When you ride as a passenger in someone’s car, does the driver then get access, dominion, or control over your anus? I thought the obvious answer was “no, are you kidding me?” This week, I tried — and failed — to convince a judge to share this point of view.
My client stood accused of possessing a controlled substance with intent to sell. This whole thing started 9 years ago when my client injured his back on a construction site at the age of 16. When the prescription opiates ran out–which was right around the same time my client’s various doctors realized that each had been writing him separate prescriptions–he turned to buying them from other people. Codefendant was one of these folks. Eventually, both of them realized that heroin provides the same high and was much, much cheaper and easier to get than the prescription pills.

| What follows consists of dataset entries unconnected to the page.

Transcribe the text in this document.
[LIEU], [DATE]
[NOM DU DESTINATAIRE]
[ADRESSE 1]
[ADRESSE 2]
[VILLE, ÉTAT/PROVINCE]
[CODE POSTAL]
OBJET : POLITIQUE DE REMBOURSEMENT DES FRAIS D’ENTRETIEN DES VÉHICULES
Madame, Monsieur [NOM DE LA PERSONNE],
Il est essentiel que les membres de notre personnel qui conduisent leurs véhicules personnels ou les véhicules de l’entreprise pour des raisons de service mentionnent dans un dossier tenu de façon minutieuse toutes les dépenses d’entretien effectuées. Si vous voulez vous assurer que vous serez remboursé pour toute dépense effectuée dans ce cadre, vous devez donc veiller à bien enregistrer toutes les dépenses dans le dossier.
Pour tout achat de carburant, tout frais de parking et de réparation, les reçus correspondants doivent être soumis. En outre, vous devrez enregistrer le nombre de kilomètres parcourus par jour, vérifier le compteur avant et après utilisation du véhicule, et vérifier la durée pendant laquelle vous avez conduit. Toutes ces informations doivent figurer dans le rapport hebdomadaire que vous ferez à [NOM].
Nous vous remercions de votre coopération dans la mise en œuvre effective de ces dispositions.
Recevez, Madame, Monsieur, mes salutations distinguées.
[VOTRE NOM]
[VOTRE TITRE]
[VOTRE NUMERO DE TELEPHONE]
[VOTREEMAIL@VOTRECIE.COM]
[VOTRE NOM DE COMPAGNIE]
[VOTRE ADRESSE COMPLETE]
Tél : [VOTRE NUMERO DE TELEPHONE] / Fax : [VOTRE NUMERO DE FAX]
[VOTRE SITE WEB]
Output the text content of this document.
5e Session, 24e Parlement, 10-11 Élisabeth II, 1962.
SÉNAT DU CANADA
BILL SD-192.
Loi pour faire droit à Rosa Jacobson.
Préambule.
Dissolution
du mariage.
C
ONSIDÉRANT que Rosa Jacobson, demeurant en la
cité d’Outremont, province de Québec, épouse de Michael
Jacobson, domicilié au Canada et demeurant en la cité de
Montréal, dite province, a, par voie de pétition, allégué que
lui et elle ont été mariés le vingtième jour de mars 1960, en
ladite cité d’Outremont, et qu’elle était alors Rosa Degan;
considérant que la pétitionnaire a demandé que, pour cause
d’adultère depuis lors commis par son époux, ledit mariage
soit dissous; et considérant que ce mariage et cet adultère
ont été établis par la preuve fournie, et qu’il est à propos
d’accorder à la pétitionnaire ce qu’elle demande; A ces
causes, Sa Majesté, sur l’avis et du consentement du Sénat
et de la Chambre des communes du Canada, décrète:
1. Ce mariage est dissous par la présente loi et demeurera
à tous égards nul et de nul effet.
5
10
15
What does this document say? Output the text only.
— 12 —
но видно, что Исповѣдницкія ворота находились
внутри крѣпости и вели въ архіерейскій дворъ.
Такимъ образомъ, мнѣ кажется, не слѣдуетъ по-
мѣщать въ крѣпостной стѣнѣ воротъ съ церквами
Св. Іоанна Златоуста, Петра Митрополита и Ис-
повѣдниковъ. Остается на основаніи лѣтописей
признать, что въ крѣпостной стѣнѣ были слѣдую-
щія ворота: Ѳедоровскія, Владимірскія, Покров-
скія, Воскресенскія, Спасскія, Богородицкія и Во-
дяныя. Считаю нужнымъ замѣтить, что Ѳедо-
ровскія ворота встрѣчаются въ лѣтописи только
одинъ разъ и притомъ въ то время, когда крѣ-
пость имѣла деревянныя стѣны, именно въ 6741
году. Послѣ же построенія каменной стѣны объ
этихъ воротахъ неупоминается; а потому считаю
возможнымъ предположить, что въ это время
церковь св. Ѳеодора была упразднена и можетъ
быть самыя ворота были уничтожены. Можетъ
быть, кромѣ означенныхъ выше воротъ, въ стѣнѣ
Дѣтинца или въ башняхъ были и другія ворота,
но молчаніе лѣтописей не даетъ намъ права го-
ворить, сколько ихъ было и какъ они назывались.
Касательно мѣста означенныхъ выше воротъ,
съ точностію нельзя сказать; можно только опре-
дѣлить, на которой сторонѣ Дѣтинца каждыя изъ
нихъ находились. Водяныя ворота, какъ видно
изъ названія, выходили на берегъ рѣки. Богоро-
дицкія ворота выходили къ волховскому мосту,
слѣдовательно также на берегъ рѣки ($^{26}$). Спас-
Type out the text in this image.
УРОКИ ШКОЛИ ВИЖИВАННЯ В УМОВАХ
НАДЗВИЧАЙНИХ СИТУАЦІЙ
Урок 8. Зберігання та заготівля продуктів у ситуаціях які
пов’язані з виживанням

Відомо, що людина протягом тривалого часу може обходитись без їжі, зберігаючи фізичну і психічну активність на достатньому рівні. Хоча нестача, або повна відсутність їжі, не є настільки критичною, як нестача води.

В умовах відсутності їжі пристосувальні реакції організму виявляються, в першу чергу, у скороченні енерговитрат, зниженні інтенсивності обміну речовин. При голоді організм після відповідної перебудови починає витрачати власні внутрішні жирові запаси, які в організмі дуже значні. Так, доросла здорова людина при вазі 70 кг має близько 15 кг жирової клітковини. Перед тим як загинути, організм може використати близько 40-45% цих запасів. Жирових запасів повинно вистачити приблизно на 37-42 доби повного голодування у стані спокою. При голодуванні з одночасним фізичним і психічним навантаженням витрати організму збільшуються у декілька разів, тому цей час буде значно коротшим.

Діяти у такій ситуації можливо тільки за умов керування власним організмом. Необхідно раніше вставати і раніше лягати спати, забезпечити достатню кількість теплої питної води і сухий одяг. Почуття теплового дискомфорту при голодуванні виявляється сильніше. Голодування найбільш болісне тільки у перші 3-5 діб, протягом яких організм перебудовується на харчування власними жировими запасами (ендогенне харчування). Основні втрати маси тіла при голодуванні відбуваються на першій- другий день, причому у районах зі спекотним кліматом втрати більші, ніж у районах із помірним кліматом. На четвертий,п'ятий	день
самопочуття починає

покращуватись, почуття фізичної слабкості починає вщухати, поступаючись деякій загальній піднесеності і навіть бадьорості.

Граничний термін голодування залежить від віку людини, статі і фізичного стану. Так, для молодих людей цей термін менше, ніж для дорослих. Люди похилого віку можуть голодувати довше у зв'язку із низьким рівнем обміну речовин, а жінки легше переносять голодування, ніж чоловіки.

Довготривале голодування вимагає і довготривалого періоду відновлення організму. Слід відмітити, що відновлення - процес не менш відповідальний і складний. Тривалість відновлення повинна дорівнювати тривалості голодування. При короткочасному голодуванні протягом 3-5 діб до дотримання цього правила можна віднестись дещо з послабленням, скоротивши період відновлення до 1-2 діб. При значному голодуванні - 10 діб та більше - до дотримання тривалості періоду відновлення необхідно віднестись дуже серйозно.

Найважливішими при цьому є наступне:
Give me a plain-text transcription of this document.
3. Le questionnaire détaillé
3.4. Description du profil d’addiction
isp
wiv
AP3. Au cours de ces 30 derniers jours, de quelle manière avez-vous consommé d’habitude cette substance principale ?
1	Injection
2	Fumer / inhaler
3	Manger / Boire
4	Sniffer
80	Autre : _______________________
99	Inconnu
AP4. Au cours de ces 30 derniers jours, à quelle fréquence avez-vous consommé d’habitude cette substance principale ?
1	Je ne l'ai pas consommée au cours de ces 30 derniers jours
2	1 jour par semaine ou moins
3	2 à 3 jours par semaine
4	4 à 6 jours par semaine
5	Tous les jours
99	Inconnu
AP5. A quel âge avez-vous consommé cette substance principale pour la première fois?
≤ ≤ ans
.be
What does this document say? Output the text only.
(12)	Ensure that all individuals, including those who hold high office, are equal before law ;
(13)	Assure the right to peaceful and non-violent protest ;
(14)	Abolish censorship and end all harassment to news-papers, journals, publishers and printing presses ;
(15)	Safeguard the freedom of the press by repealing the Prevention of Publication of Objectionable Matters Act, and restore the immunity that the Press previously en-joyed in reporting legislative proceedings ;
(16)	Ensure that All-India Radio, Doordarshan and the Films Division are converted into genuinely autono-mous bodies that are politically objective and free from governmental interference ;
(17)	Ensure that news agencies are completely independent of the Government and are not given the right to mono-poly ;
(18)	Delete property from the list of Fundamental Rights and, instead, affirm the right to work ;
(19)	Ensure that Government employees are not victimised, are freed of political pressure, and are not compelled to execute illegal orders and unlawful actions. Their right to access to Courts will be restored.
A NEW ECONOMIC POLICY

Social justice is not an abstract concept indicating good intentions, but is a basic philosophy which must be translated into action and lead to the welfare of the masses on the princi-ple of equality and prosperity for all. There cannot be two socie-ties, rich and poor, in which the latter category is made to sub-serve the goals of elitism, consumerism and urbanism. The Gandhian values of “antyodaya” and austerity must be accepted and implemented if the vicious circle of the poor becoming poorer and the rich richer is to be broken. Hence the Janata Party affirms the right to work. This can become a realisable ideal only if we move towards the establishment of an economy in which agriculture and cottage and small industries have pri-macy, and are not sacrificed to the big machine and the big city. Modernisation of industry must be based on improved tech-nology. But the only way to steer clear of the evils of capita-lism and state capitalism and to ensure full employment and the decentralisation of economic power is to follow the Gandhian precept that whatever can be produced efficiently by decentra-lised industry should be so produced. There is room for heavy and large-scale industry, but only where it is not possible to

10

Client and Codefendant drove from their homes in Santa Asphalt to Stucco Valley to visit their dealer. My client left with 2 grams of heroin, which he stowed in his sunglasses case. Codefendant left with 20 individually-wrapped one gram servings of heroin stuffed into his rectum.
Unfortunately for these two, the Stucco Valley Police Department had been watching the comings and goings from their dealer’s house. They watched my client pull away from the curb and waited for him to (inevitably) roll slowly through the stop sign at the nearby intersection. A routine traffic stop turned into an arrest and search. Client and Codefendant were handcuffed, and placed in the back of the patrol car. Once inside, Codefendant tried to discreetly remove his contraband by planting his feet against the cage that separated him from the front of the police car, arching his back until his face pressed against the rear window, and grunting as he tried to slip two hands in handcuffs into the rear of his pants.
The cops noticed, became curious, and conducted a more thorough search.
This client became my client after his probable cause hearing, during which a narcotics investigator testified that the codefendant had too much dope to be consistent with personal use and that it was more likely for sale or resale. After the hearing, the District Attorney charged both Codefendant and my client with possessing the heroin with intent to sell. My client was accused of possessing all of the dope, including the codefendant’s.
I didn’t have much of a defense for my client regarding the amount found in the sunglasses case. However, I thought I had a pretty decent argument that my client did not possess the amount found inside the codefendant.
I hoped to save my client from having to go to jury trial by filing a motion to dismiss (aka a “nine-nine-five”). In this type of motion, the judge assumes that all the information that came out during the probable cause hearing is true. The defense lawyer then argues that even accepting the truth of the evidence, it does not provide probable cause for the charges.
My “opposing counsel” was actually a 3rd year law student; her supervising attorney had obviously believed that this argument was an easy enough “win” to hand to someone who had neither studied for nor passed the bar examination. I really hoped they weren’t correct–not on this case.
“Opposing counsel claims that this court must draw all reasonable inferences in favor of the charges,” I said during oral argument on the motion to dismiss. “Let’s start by reminding ourselves of what the word ‘inference’ means. An inference is a statement that has not been expressly proven, but whose truth is guaranteed based on other truths. We must also remind ourselves of the legal definition of ‘possession.’ According to case law, a person can possess something without it being on his person. However, the defendant must have more than ‘mere access’ to the location where drugs are found; the prosecution must also prove that he had the right of dominion and control over the area where they were found.”
“Now, the prosecution has conclusively proven that the codefendant received a ride from my client, and that at the time of this ride, Codefendant had 20 individually wrapped bindles of heroin stowed away in his body. However the District Attorney asks this court to infer – from his role as the driver – that my client not only had access to the codefendant’s anus, but the right to dominion or control over it. These ‘inferences’ cannot be guaranteed from these facts; I submit that the District Attorney’s theory is wholly unmoored from the facts and we respectfully request that the court dismiss the charges.”
The court denied my motion.
I can only imagine what the jurors will make of this case when it goes to trial.